There is a similar picture for the materials. Only a hand full of metals are sourced responsibly for the Fairphone. Fairphone identified the ones that are most impactful and started working on them, but there are conflicts and shortcomings with other materials. It’s a long way to go still.
As for the software: We know that Fairphone Open is “on the roadmap”, but that doesn’t necessarily mean that they are already working on it. Also I’m sure the community will port various alternative OSes soon. You’ll find them in the oslist when they are ready for use.
F-Droid is an alternative, but it is not perfect, indeed (I would argue Play Store also misses things F-Droid does have).
If all you need is a viewer, then LibreOffice Viewer | F-Droid - Free and Open Source Android App Repository should be suffice. If you need to edit Office documents, I’m not sure it is a good idea to do that on a smartphone but you are right that there is no full office suite available on F-Droid.
I already use some of their products and I find the project very interesting.
I have already done a post on the other thread and but I repeat my point of view here:
I’m really looking for a phone done FOR the people: for the people who work and create it, the people who use it.
I think should be considered as a whole project pattern.
Why is so difficult to find a product like this?
Fairphone is unique in the vision:
I’d rather have half the guarantee and a chance to own my phone, from the root password up (you heard, “If you don’t have a root password, someone else does.”).
I’m sure there will be a product that will fulfill all these wishes.
I would like it to be FP3 .
Does anybody know, whether VoLTE (Voice over LTE) is/was working with Fairphone Open OS (or e.g. Lineage OS, Ubuntu) for the “old” FP2?
And whether it is expected to be working on e.g. Fairphone Open OS for the “new” FP3?
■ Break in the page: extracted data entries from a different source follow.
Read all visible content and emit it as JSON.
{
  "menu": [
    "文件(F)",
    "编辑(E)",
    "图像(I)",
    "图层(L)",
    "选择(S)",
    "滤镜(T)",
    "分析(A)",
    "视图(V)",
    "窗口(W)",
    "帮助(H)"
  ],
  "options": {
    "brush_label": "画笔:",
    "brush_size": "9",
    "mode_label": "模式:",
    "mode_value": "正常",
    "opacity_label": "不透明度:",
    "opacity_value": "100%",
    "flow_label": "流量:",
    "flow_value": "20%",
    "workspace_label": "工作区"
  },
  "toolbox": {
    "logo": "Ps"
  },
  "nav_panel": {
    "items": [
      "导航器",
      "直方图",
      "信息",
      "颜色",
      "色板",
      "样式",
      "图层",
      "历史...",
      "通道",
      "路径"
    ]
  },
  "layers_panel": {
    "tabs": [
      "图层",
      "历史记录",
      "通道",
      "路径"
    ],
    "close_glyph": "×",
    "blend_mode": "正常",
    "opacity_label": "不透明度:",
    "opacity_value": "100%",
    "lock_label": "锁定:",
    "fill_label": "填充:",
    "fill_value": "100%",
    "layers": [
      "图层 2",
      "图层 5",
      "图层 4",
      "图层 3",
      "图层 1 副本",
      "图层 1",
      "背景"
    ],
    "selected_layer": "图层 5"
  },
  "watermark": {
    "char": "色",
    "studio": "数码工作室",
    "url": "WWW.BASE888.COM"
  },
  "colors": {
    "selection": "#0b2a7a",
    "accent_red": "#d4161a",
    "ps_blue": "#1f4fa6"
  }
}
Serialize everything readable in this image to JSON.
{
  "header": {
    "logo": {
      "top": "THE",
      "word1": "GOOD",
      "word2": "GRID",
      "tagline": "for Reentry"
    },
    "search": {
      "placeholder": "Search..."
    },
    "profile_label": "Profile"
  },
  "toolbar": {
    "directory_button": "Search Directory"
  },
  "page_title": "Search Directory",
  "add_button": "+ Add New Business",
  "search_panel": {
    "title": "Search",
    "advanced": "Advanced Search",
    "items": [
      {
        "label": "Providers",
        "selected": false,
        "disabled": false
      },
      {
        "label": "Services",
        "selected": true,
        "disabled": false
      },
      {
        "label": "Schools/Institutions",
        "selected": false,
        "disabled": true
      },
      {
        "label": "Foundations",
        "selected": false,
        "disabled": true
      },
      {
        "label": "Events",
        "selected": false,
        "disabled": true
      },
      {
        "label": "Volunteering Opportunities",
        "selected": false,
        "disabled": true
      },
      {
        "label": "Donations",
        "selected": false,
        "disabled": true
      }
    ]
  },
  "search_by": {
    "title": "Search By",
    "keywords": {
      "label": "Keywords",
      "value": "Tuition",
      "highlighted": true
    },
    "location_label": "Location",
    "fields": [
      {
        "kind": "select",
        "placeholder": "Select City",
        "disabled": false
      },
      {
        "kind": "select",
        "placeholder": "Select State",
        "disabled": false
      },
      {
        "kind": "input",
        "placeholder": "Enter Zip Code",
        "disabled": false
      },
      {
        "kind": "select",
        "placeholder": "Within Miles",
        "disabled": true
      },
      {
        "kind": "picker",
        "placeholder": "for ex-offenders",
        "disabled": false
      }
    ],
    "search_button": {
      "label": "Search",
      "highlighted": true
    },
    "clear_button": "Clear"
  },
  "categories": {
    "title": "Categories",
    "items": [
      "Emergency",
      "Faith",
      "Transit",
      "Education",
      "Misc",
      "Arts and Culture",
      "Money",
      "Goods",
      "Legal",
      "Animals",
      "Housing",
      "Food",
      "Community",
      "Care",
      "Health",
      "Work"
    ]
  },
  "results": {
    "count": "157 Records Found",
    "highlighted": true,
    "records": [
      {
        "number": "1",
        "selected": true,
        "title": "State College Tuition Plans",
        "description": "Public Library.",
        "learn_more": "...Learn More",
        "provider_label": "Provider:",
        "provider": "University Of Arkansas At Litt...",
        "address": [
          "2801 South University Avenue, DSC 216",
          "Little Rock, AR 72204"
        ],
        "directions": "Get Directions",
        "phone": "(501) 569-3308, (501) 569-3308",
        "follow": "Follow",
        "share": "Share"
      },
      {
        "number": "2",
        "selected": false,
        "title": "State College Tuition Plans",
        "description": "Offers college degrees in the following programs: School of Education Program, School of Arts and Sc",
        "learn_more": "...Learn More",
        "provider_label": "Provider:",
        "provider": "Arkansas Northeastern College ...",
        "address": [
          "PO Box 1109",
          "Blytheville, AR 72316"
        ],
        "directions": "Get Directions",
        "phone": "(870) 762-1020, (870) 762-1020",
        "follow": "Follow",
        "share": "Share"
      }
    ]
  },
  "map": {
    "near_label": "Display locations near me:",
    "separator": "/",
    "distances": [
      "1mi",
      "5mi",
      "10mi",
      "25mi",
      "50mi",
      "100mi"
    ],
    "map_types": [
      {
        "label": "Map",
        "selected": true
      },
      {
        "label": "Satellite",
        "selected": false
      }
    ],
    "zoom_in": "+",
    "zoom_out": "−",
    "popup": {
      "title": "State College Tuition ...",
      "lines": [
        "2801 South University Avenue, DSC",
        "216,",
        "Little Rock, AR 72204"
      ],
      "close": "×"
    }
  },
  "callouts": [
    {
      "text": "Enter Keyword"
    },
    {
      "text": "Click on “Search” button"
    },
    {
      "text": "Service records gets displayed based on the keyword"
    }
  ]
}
This is because VoLTE is not implemented in the AOSP and that should be done by phone manufacturers or someone else. Usually with Lineage OS VoLTE is not working.
Without VoLTE working on the FP3 with an Open OS it is not interesting for me. But I would be sorry about that.
As paulakreuzer says, it will take a while… Any developer first of all needs the device for which he wants to create an Open OS. So it’s quite premature to seek for it by now. But, as many others here, I’m sure in a few months the time has come.
As my username reveals, I have any reason to look forward to an Open OS, too…
I didn’t actually ready well before buying (my fault) and assumed FP3 would come with an Open OS, I was so disappointed it didn’t… Me too, I hope they’ll work on it!!
It’s not much about the source code itself (most of Android is open source) but the “binary blobs” (drivers for hardware such as modem) that are closed source, from the hardware manufacturer.
I’m currently waiting for my FP3, and hoping there’ll be a de-Googled OS to go with it when it turns up in November.
Do we have a list of proprietary device drivers that we should be looking at finding alternatives to/integrating if one were to hypothetically build an Android derivative for it?